1. Rol fazlası davranış resmi görev tanımlarının veya iş gerekliliklerinin dışında, gönüllü bir davranış olmak zorundadır. Ayrıca bu davranış resmi

(19)

olarak ödüllendirilmemeli veya başarısızlık durumlarında resmi olarak cezalandırılmamalıdır.

2. Çalışanların hareketleri kasti olmak zorundadır. Burada kasıtlı ile anlatılmak istenen çalışanların davranışlarının aktif bir karar vericisi olmalarıdır.

3. Olumlu bir davranış olmalıdır. Davranışın olumlu olması için ya davranışı yapan kişi tarafından davranış olumlu bir şekilde tasarlanmalı ya da davranışı gözlemleyen kişi tarafından olumlu olarak algılanmalıdır.

4. Davranış, davranışı gerçekleştiren kişinin kendisinden ziyade başka bir şeyin ya da başka birinin yararına olmalıdır.

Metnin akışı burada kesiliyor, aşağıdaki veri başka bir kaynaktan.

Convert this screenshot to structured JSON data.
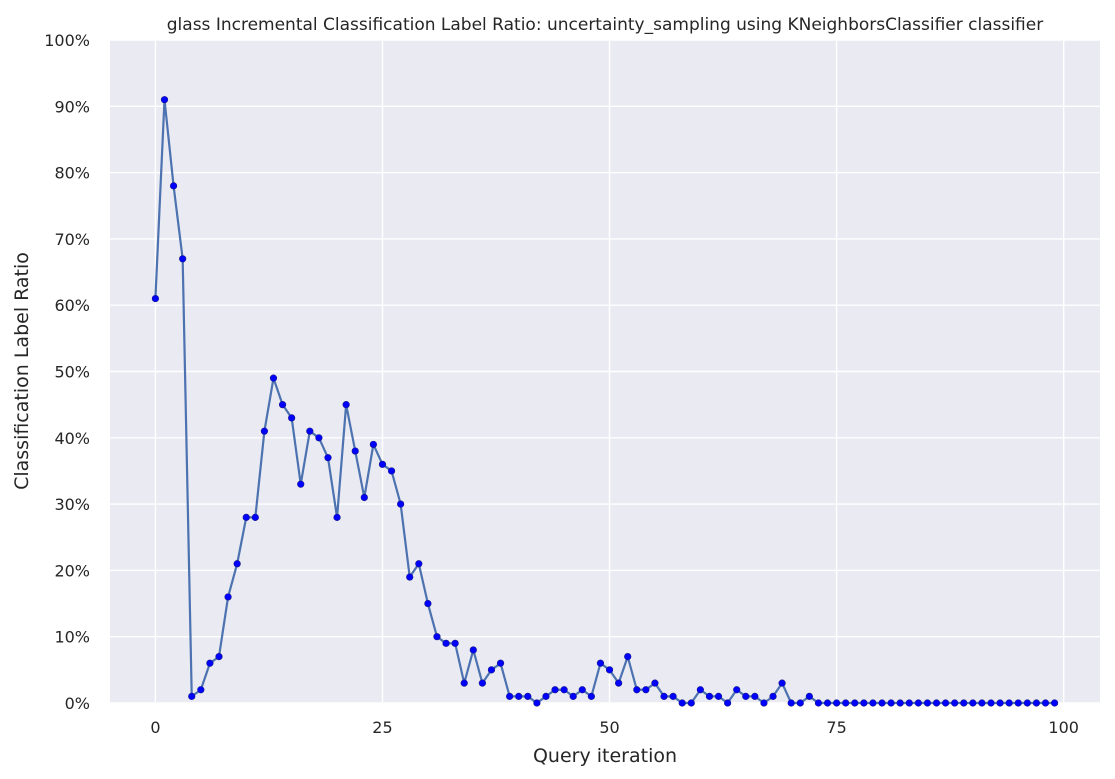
{
  "chart_data": {
    "type": "line",
    "title": "glass Incremental Classification Label Ratio: uncertainty_sampling using KNeighborsClassifier classifier",
    "xlabel": "Query iteration",
    "ylabel": "Classification Label Ratio",
    "xlim": [
      -5,
      104
    ],
    "ylim": [
      0,
      1
    ],
    "x_ticks": [
      0,
      25,
      50,
      75,
      100
    ],
    "x_tick_labels": [
      "0",
      "25",
      "50",
      "75",
      "100"
    ],
    "y_ticks": [
      0,
      0.1,
      0.2,
      0.3,
      0.4,
      0.5,
      0.6,
      0.7,
      0.8,
      0.9,
      1.0
    ],
    "y_tick_labels": [
      "0%",
      "10%",
      "20%",
      "30%",
      "40%",
      "50%",
      "60%",
      "70%",
      "80%",
      "90%",
      "100%"
    ],
    "grid": true,
    "line_color": "#4c72b0",
    "marker_color": "#0000ff",
    "background_color": "#eaeaf2",
    "series": [
      {
        "x": [
          0,
          1,
          2,
          3,
          4,
          5,
          6,
          7,
          8,
          9,
          10,
          11,
          12,
          13,
          14,
          15,
          16,
          17,
          18,
          19,
          20,
          21,
          22,
          23,
          24,
          25,
          26,
          27,
          28,
          29,
          30,
          31,
          32,
          33,
          34,
          35,
          36,
          37,
          38,
          39,
          40,
          41,
          42,
          43,
          44,
          45,
          46,
          47,
          48,
          49,
          50,
          51,
          52,
          53,
          54,
          55,
          56,
          57,
          58,
          59,
          60,
          61,
          62,
          63,
          64,
          65,
          66,
          67,
          68,
          69,
          70,
          71,
          72,
          73,
          74,
          75,
          76,
          77,
          78,
          79,
          80,
          81,
          82,
          83,
          84,
          85,
          86,
          87,
          88,
          89,
          90,
          91,
          92,
          93,
          94,
          95,
          96,
          97,
          98,
          99
        ],
        "y": [
          0.61,
          0.91,
          0.78,
          0.67,
          0.01,
          0.02,
          0.06,
          0.07,
          0.16,
          0.21,
          0.28,
          0.28,
          0.41,
          0.49,
          0.45,
          0.43,
          0.33,
          0.41,
          0.4,
          0.37,
          0.28,
          0.45,
          0.38,
          0.31,
          0.39,
          0.36,
          0.35,
          0.3,
          0.19,
          0.21,
          0.15,
          0.1,
          0.09,
          0.09,
          0.03,
          0.08,
          0.03,
          0.05,
          0.06,
          0.01,
          0.01,
          0.01,
          0.0,
          0.01,
          0.02,
          0.02,
          0.01,
          0.02,
          0.01,
          0.06,
          0.05,
          0.03,
          0.07,
          0.02,
          0.02,
          0.03,
          0.01,
          0.01,
          0.0,
          0.0,
          0.02,
          0.01,
          0.01,
          0.0,
          0.02,
          0.01,
          0.01,
          0.0,
          0.01,
          0.03,
          0.0,
          0.0,
          0.01,
          0.0,
          0.0,
          0.0,
          0.0,
          0.0,
          0.0,
          0.0,
          0.0,
          0.0,
          0.0,
          0.0,
          0.0,
          0.0,
          0.0,
          0.0,
          0.0,
          0.0,
          0.0,
          0.0,
          0.0,
          0.0,
          0.0,
          0.0,
          0.0,
          0.0,
          0.0,
          0.0
        ]
      }
    ]
  }
}
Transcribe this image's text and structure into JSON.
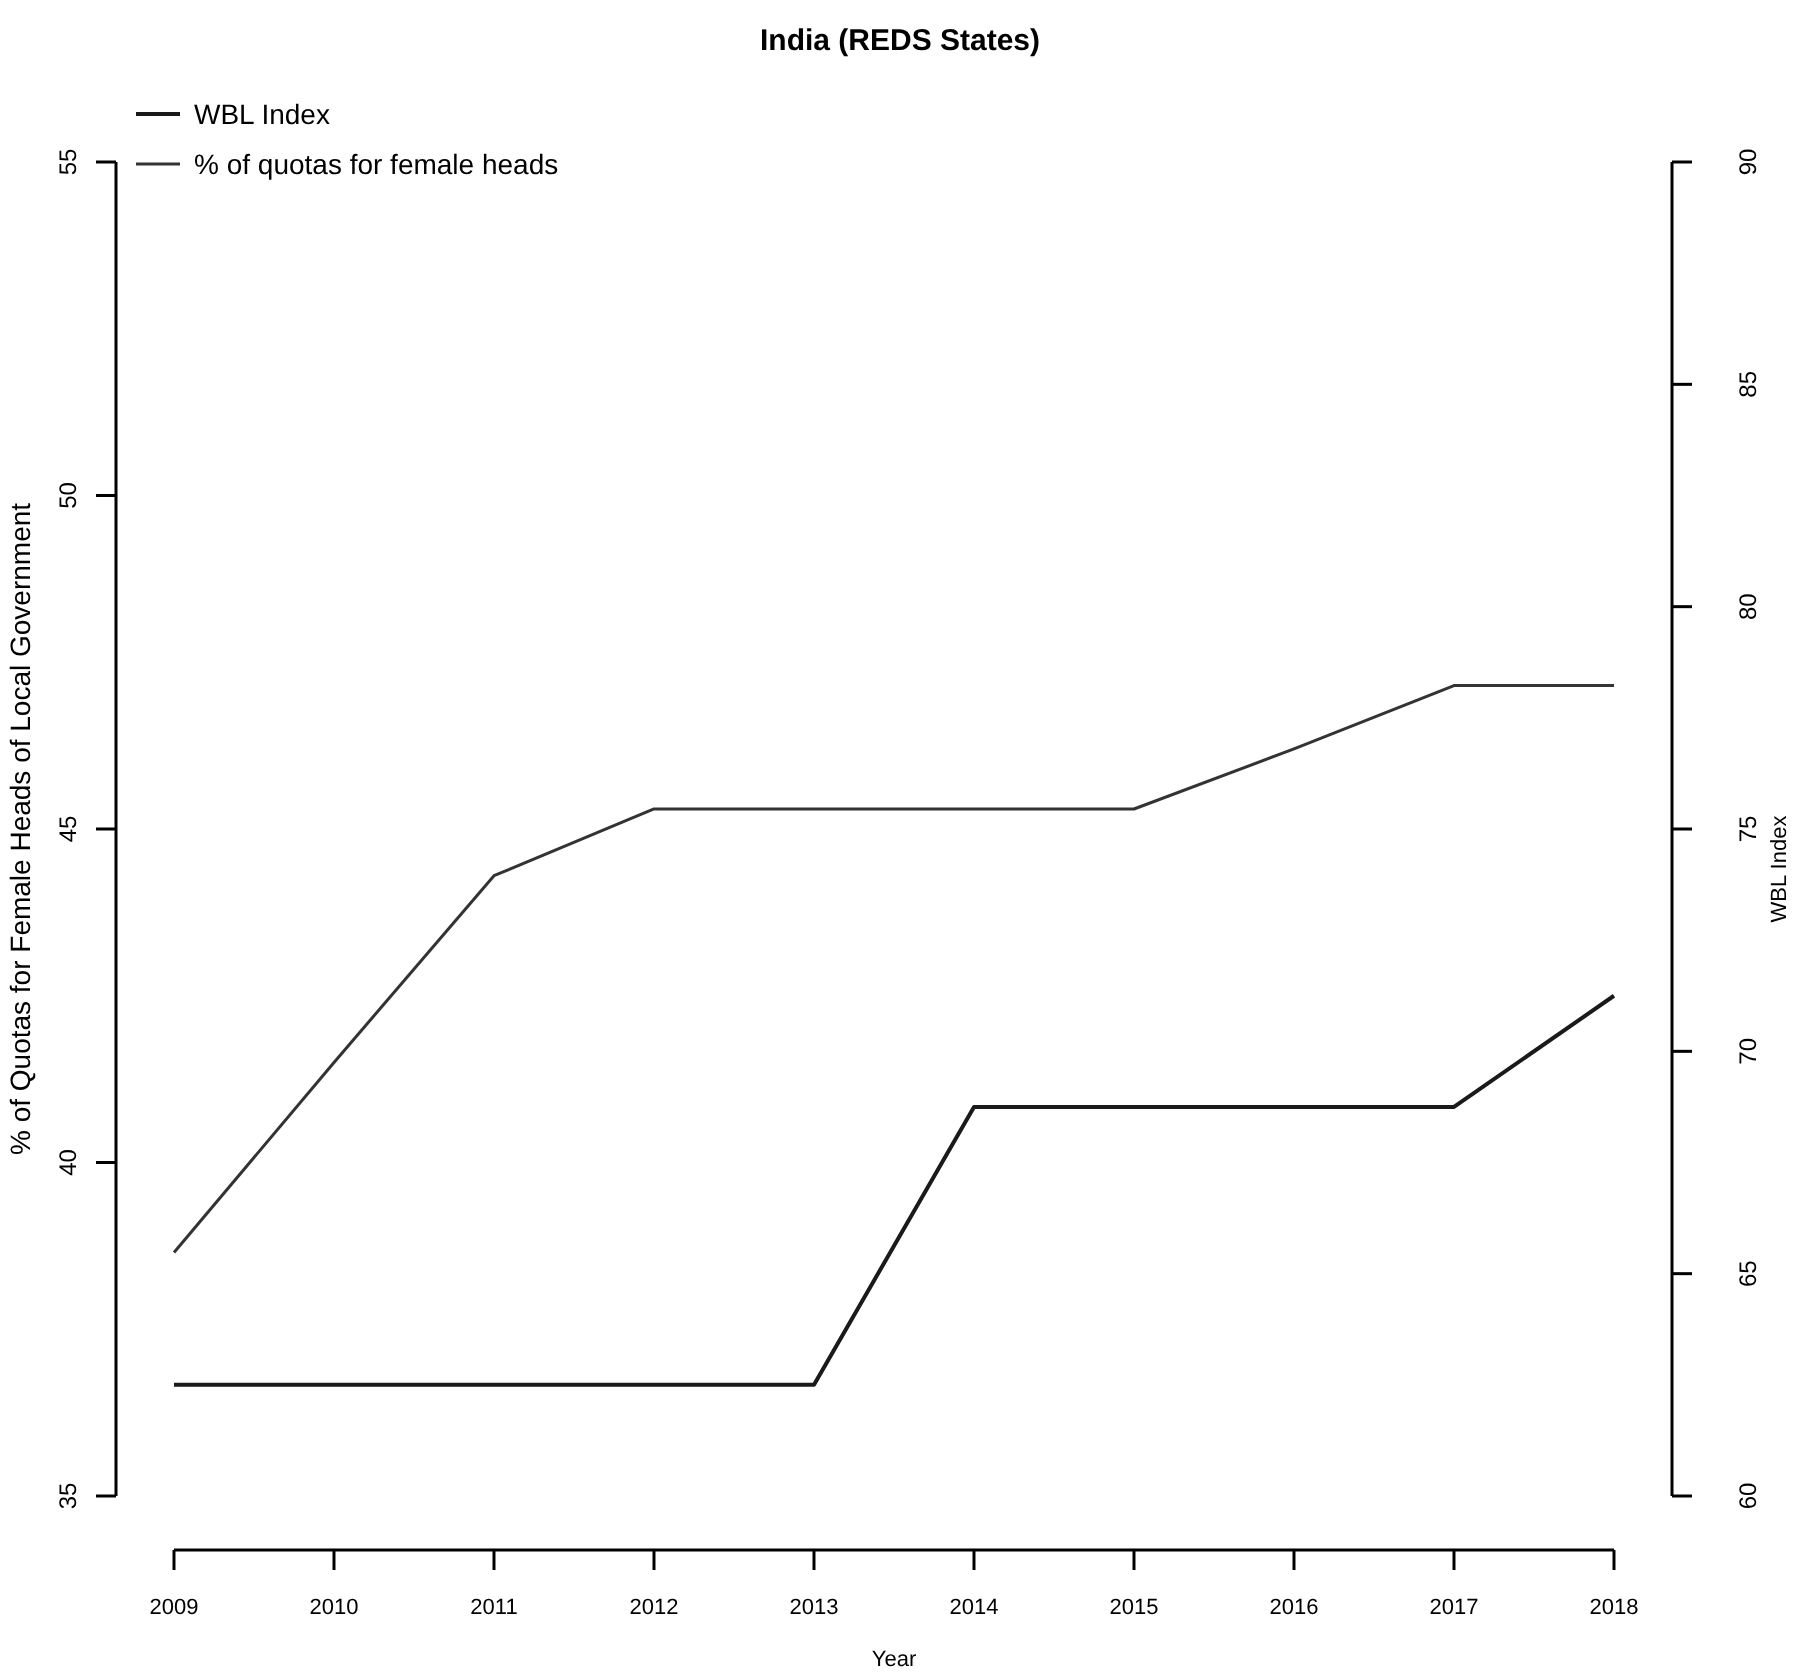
{
  "chart_data": {
    "type": "line",
    "title": "India (REDS States)",
    "xlabel": "Year",
    "ylabel": "% of Quotas for Female Heads of Local Government",
    "y2label": "WBL Index",
    "x": [
      2009,
      2010,
      2011,
      2012,
      2013,
      2014,
      2015,
      2016,
      2017,
      2018
    ],
    "series": [
      {
        "name": "WBL Index",
        "color": "#1a1a1a",
        "axis": "y2",
        "values": [
          62.5,
          62.5,
          62.5,
          62.5,
          62.5,
          68.75,
          68.75,
          68.75,
          68.75,
          71.25
        ]
      },
      {
        "name": "% of quotas for female heads",
        "color": "#333333",
        "values": [
          38.65,
          41.5,
          44.3,
          45.3,
          45.3,
          45.3,
          45.3,
          46.2,
          47.15,
          47.15
        ]
      }
    ],
    "xlim": [
      2009,
      2018
    ],
    "xticks": [
      2009,
      2010,
      2011,
      2012,
      2013,
      2014,
      2015,
      2016,
      2017,
      2018
    ],
    "ylim": [
      35,
      55
    ],
    "yticks": [
      35,
      40,
      45,
      50,
      55
    ],
    "y2lim": [
      60,
      90
    ],
    "y2ticks": [
      60,
      65,
      70,
      75,
      80,
      85,
      90
    ],
    "legend": "top left",
    "grid": false,
    "marker": "none",
    "line_style": "solid"
  }
}
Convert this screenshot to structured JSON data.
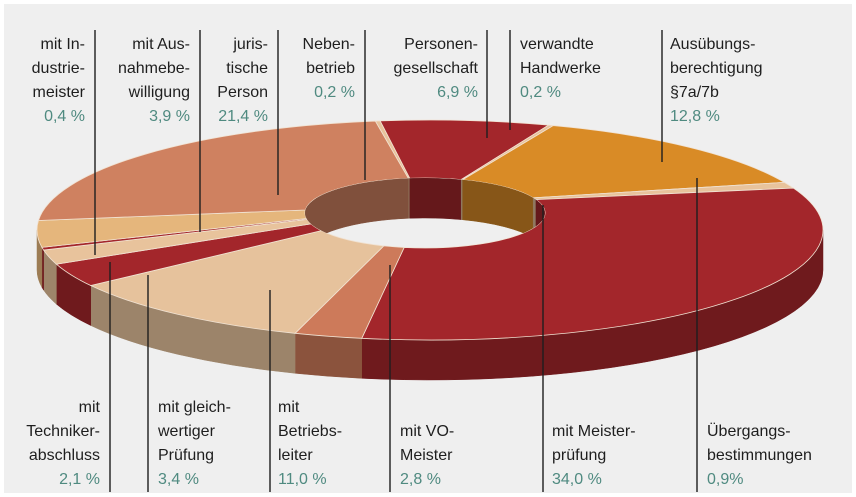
{
  "chart_data": {
    "type": "donut3d",
    "categories": [
      "Neben-\nbetrieb",
      "Personen-\ngesellschaft",
      "verwandte\nHandwerke",
      "Ausübungs-\nberechtigung\n§7a/7b",
      "Übergangs-\nbestimmungen",
      "mit Meister-\nprüfung",
      "mit VO-\nMeister",
      "mit\nBetriebs-\nleiter",
      "mit gleich-\nwertiger\nPrüfung",
      "mit\nTechniker-\nabschluss",
      "mit In-\ndustrie-\nmeister",
      "mit Aus-\nnahmebe-\nwilligung",
      "juris-\ntische\nPerson"
    ],
    "values": [
      0.2,
      6.9,
      0.2,
      12.8,
      0.9,
      34.0,
      2.8,
      11.0,
      3.4,
      2.1,
      0.4,
      3.9,
      21.4
    ],
    "value_labels": [
      "0,2 %",
      "6,9 %",
      "0,2 %",
      "12,8 %",
      "0,9%",
      "34,0 %",
      "2,8 %",
      "11,0 %",
      "3,4 %",
      "2,1 %",
      "0,4 %",
      "3,9 %",
      "21,4 %"
    ],
    "colors": [
      "#e8c39c",
      "#a3262b",
      "#e8c39c",
      "#d98b26",
      "#e8c39c",
      "#a3262b",
      "#cd7a5a",
      "#e6c29c",
      "#a3262b",
      "#e8c39c",
      "#a3262b",
      "#e5b67c",
      "#cf8160"
    ]
  }
}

Yukarıdaki bilgilerden hareketle rol fazlası davranış, gönüllü olarak yerine getirilen, biçimsel iş tanımları ve belirlenmiş roller arasında yer almayan, olumlu ve herhangi bir karşılık beklemeksizin yerine getirilen kasıtlı davranışlar olarak tanımlanabilir. Bu davranışlar örgütün rol tanımlamaları tarafından önceden belirtilmemiş ve resmi ödül sistemi tarafından ödüllendirilmemiştir. Ayrıca bu davranışlar çalışanların iş yükümlülüklerini yerine getirmediği zaman çalışana uygulanan cezaların bir kaynağı değildir.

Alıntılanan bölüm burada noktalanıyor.